O binário de raios-X conhecido como Swift
J1858.6-0814 foi descoberto em 2018 durante um desses espetaculares episódios
eruptivos, desconcertando a comunidade astronômica desde as primeiras
observações. O sistema mostrou explosões incríveis por um ano, emitindo em
todos os comprimentos de onda, de ondas de rádio a raios-X. A origem desses
"fogos de artifício cósmicos" era desconhecida, mas eles eram tão
brilhantes que a comunidade científica acreditava que o objeto compacto deveria
ser um buraco negro.
No entanto, a descoberta de explosões
termonucleares em 2020 identificou a presença de uma superfície sólida no
objeto compacto, confirmando assim que o Swift J1858 contém uma estrela de nêutrons.
Graças a uma campanha internacional de
observação multitelescópio liderada pelo IAC, a equipe descobriu que o Swift
J1858 exibe as mesmas instabilidades acrecionárias exóticas que o GRS 1915+105,
um buraco negro que serviu como uma Pedra de Rosetta para decifrar o
comportamento complexo dessa estrela de nêutrons. "Essas instabilidades
ocorrem em luminosidades muito altas, dando origem a oscilações de grande
amplitude do disco acrecionário e fortes ejeções de matéria", explica
Federico Vincentelli, pesquisador do IAC e primeiro autor do artigo.
"Esse processo dramático permanece
pouco compreendido e, até agora, só foi observado em detalhes em um sistema em
que o objeto compacto é um buraco negro", acrescenta.
Ao comparar os dois sistemas, a equipe
científica pôde verificar aspectos nunca antes observados. "Percebemos que
poderíamos explicar a fenomenologia complexa de ambos os objetos com três
ingredientes: um disco de acreção instável, que produz emissão de raios-X
extremamente variável à medida que as partes internas do disco se esvaziam e
preenchem ciclicamente; ejeções repetidas de matéria (produzidas após o
esvaziamento do disco), que podem ser vistas em ondas de rádio e infravermelho;
e ecos brilhantes dessas variações internas nas áreas mais externas do disco,
que podem ser observadas do infravermelho ao ultravioleta", diz
Vincentelli.
"Este estudo demonstra que tal
"instabilidade" é um processo físico fundamental e independente da
natureza do objeto compacto.
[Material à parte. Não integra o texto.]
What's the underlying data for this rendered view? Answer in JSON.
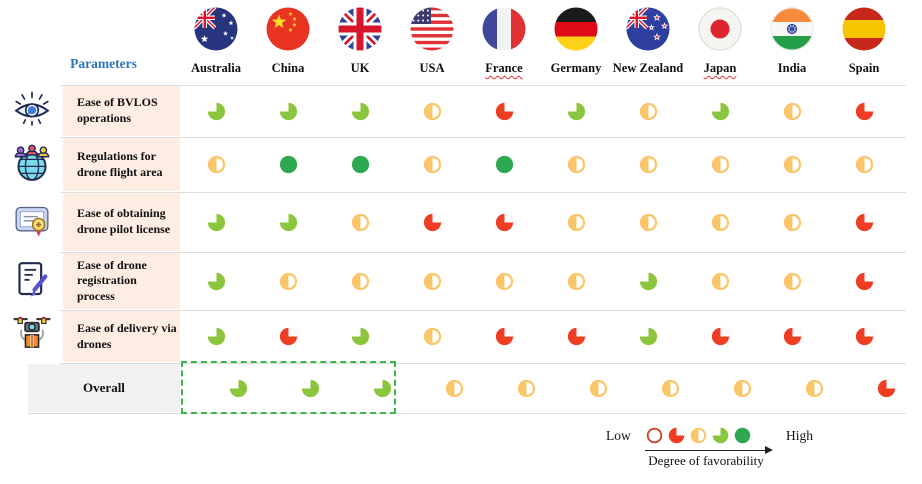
{
  "chart_data": {
    "type": "table",
    "title": "Degree of favorability of drone regulations by country",
    "columns": [
      "Australia",
      "China",
      "UK",
      "USA",
      "France",
      "Germany",
      "New Zealand",
      "Japan",
      "India",
      "Spain"
    ],
    "row_labels": [
      "Ease of BVLOS operations",
      "Regulations for drone flight area",
      "Ease of obtaining drone pilot license",
      "Ease of drone registration process",
      "Ease of delivery via drones",
      "Overall"
    ],
    "scale": {
      "1": "empty red outline (lowest)",
      "2": "red quarter",
      "3": "yellow half",
      "4": "green three-quarter",
      "5": "full green (highest)"
    },
    "values": [
      [
        4,
        4,
        4,
        3,
        2,
        4,
        3,
        4,
        3,
        2
      ],
      [
        3,
        5,
        5,
        3,
        5,
        3,
        3,
        3,
        3,
        3
      ],
      [
        4,
        4,
        3,
        2,
        2,
        3,
        3,
        3,
        3,
        2
      ],
      [
        4,
        3,
        3,
        3,
        3,
        3,
        4,
        3,
        3,
        2
      ],
      [
        4,
        2,
        4,
        3,
        2,
        2,
        4,
        2,
        2,
        2
      ],
      [
        4,
        4,
        4,
        3,
        3,
        3,
        3,
        3,
        3,
        2
      ]
    ],
    "legend_position": "bottom-right",
    "annotation": "dashed green box highlights Overall result for Australia, China and UK"
  },
  "header": {
    "parameters_label": "Parameters",
    "columns": [
      {
        "label": "Australia",
        "flag": "australia-flag-icon"
      },
      {
        "label": "China",
        "flag": "china-flag-icon"
      },
      {
        "label": "UK",
        "flag": "uk-flag-icon"
      },
      {
        "label": "USA",
        "flag": "usa-flag-icon"
      },
      {
        "label": "France",
        "flag": "france-flag-icon",
        "spellcheck_underline": true
      },
      {
        "label": "Germany",
        "flag": "germany-flag-icon"
      },
      {
        "label": "New Zealand",
        "flag": "new-zealand-flag-icon"
      },
      {
        "label": "Japan",
        "flag": "japan-flag-icon",
        "spellcheck_underline": true
      },
      {
        "label": "India",
        "flag": "india-flag-icon"
      },
      {
        "label": "Spain",
        "flag": "spain-flag-icon"
      }
    ]
  },
  "rows": [
    {
      "icon": "eye-icon",
      "label": "Ease of BVLOS operations",
      "cells": [
        "three-quarter-green",
        "three-quarter-green",
        "three-quarter-green",
        "half-yellow",
        "quarter-red",
        "three-quarter-green",
        "half-yellow",
        "three-quarter-green",
        "half-yellow",
        "quarter-red"
      ]
    },
    {
      "icon": "globe-people-icon",
      "label": "Regulations for drone flight area",
      "cells": [
        "half-yellow",
        "full-green",
        "full-green",
        "half-yellow",
        "full-green",
        "half-yellow",
        "half-yellow",
        "half-yellow",
        "half-yellow",
        "half-yellow"
      ]
    },
    {
      "icon": "certificate-icon",
      "label": "Ease of obtaining drone pilot license",
      "cells": [
        "three-quarter-green",
        "three-quarter-green",
        "half-yellow",
        "quarter-red",
        "quarter-red",
        "half-yellow",
        "half-yellow",
        "half-yellow",
        "half-yellow",
        "quarter-red"
      ]
    },
    {
      "icon": "document-pen-icon",
      "label": "Ease of drone registration process",
      "cells": [
        "three-quarter-green",
        "half-yellow",
        "half-yellow",
        "half-yellow",
        "half-yellow",
        "half-yellow",
        "three-quarter-green",
        "half-yellow",
        "half-yellow",
        "quarter-red"
      ]
    },
    {
      "icon": "delivery-drone-icon",
      "label": "Ease of delivery via drones",
      "cells": [
        "three-quarter-green",
        "quarter-red",
        "three-quarter-green",
        "half-yellow",
        "quarter-red",
        "quarter-red",
        "three-quarter-green",
        "quarter-red",
        "quarter-red",
        "quarter-red"
      ]
    },
    {
      "icon": null,
      "label": "Overall",
      "overall": true,
      "cells": [
        "three-quarter-green",
        "three-quarter-green",
        "three-quarter-green",
        "half-yellow",
        "half-yellow",
        "half-yellow",
        "half-yellow",
        "half-yellow",
        "half-yellow",
        "quarter-red"
      ]
    }
  ],
  "annotation": {
    "overall_highlight": {
      "style": "dashed-green-box",
      "columns": [
        "Australia",
        "China",
        "UK"
      ]
    }
  },
  "legend": {
    "low_label": "Low",
    "high_label": "High",
    "axis_label": "Degree of favorability",
    "levels": [
      "empty",
      "quarter-red",
      "half-yellow",
      "three-quarter-green",
      "full-green"
    ]
  },
  "colors": {
    "red": "#EE3D23",
    "red_outline": "#C9452B",
    "yellow": "#FAC66B",
    "light_green": "#8CC63F",
    "dark_green": "#2EA94F",
    "header_blue": "#2E75B6",
    "row_band": "#FDEDE3",
    "overall_band": "#F1F1F1",
    "highlight_green": "#3CB54A"
  }
}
Este trabalho apresenta um novo cenário que nos
permite explicar o que acontece nas proximidades desses objetos exóticos
(estrelas de nêutrons e buracos negros) quando eles acumulam matéria a taxas
muito altas", aponta Montserrat Armas Padilla, pesquisadora do IAC e
coautora do artigo.
Este resultado foi obtido graças a uma
campanha de observação intensiva e simultânea em múltiplos comprimentos de onda
e com cinco telescópios espaciais e terrestres. Entre isso, há também o
Telescópio Liverpool no Observatório Roque de los Muchachos, em La Palma.
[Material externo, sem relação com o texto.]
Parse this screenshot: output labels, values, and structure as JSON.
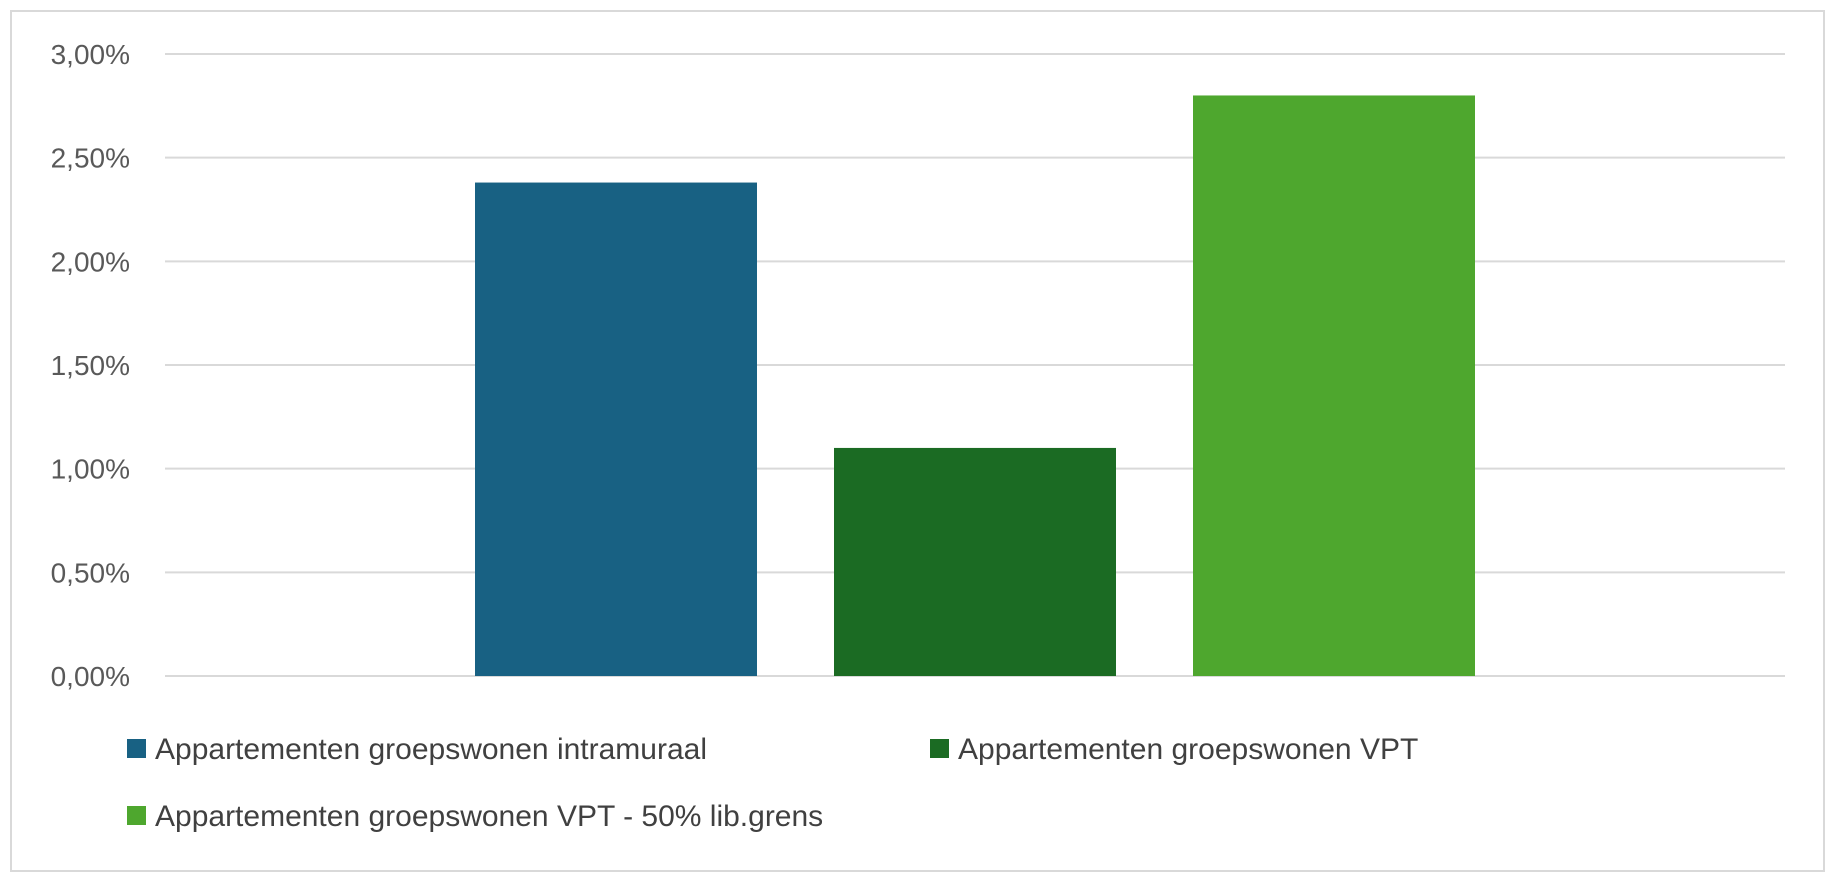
{
  "chart_data": {
    "type": "bar",
    "title": "",
    "xlabel": "",
    "ylabel": "",
    "categories": [
      ""
    ],
    "ylim": [
      0,
      3.0
    ],
    "ytick_values": [
      0,
      0.5,
      1.0,
      1.5,
      2.0,
      2.5,
      3.0
    ],
    "ytick_labels": [
      "0,00%",
      "0,50%",
      "1,00%",
      "1,50%",
      "2,00%",
      "2,50%",
      "3,00%"
    ],
    "grid": true,
    "legend_position": "bottom",
    "series": [
      {
        "name": "Appartementen groepswonen intramuraal",
        "values": [
          2.38
        ],
        "color": "#186183"
      },
      {
        "name": "Appartementen groepswonen VPT",
        "values": [
          1.1
        ],
        "color": "#1b6b23"
      },
      {
        "name": "Appartementen groepswonen VPT - 50% lib.grens",
        "values": [
          2.8
        ],
        "color": "#4ea72e"
      }
    ]
  }
}
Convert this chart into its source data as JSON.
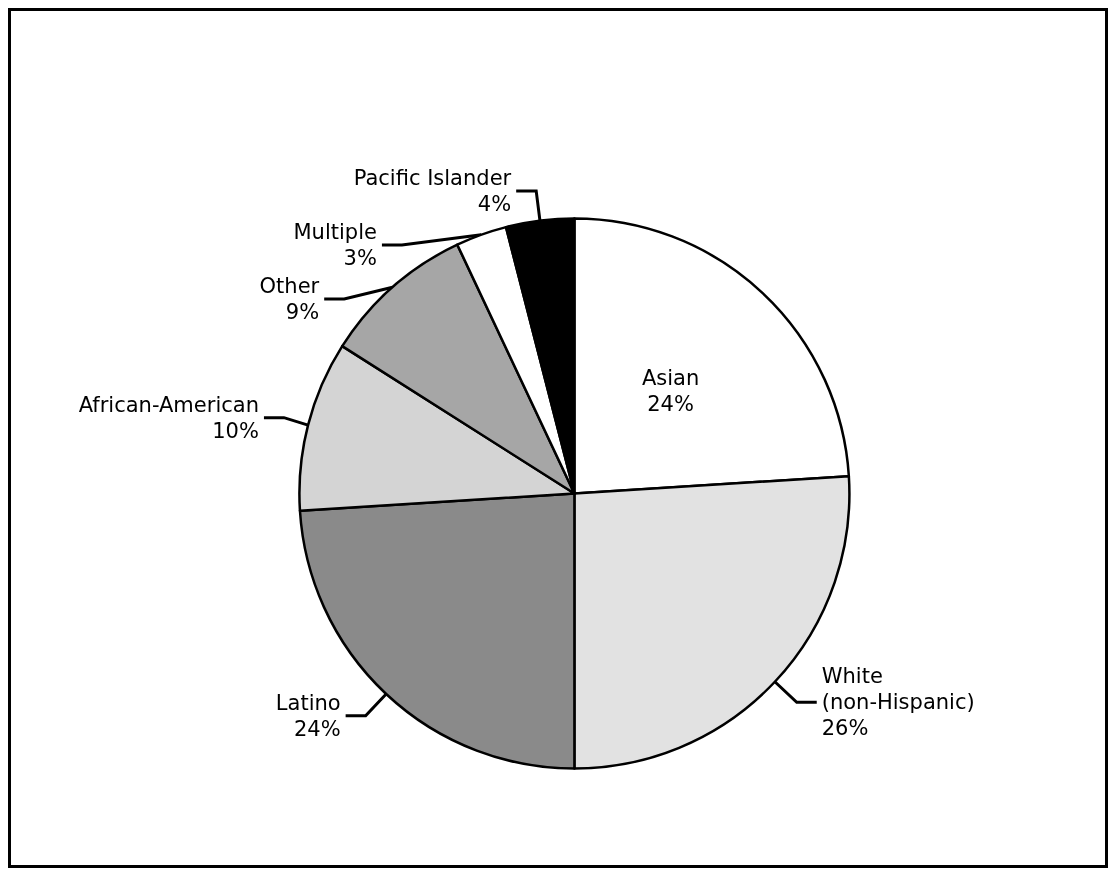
{
  "chart_data": {
    "type": "pie",
    "categories": [
      "Asian",
      "White\n(non-Hispanic)",
      "Latino",
      "African-American",
      "Other",
      "Multiple",
      "Pacific Islander"
    ],
    "values": [
      24,
      26,
      24,
      10,
      9,
      3,
      4
    ],
    "colors": [
      "#ffffff",
      "#e2e2e2",
      "#8a8a8a",
      "#d4d4d4",
      "#a6a6a6",
      "#ffffff",
      "#000000"
    ],
    "value_labels": [
      "24%",
      "26%",
      "24%",
      "10%",
      "9%",
      "3%",
      "4%"
    ],
    "legend": false
  }
}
Com vista a futuras investigações, a
recente descoberta fornece à comunidade científica novos ingredientes para
compreender a origem das instabilidades acrecionárias. "Agora planejamos
estender esse tipo de estudo a outros sistemas muito luminosos para lançar luz
sobre buracos negros e estrelas de nêutrons quando incorporam matéria em
velocidades extremas", conclui Vincentelli.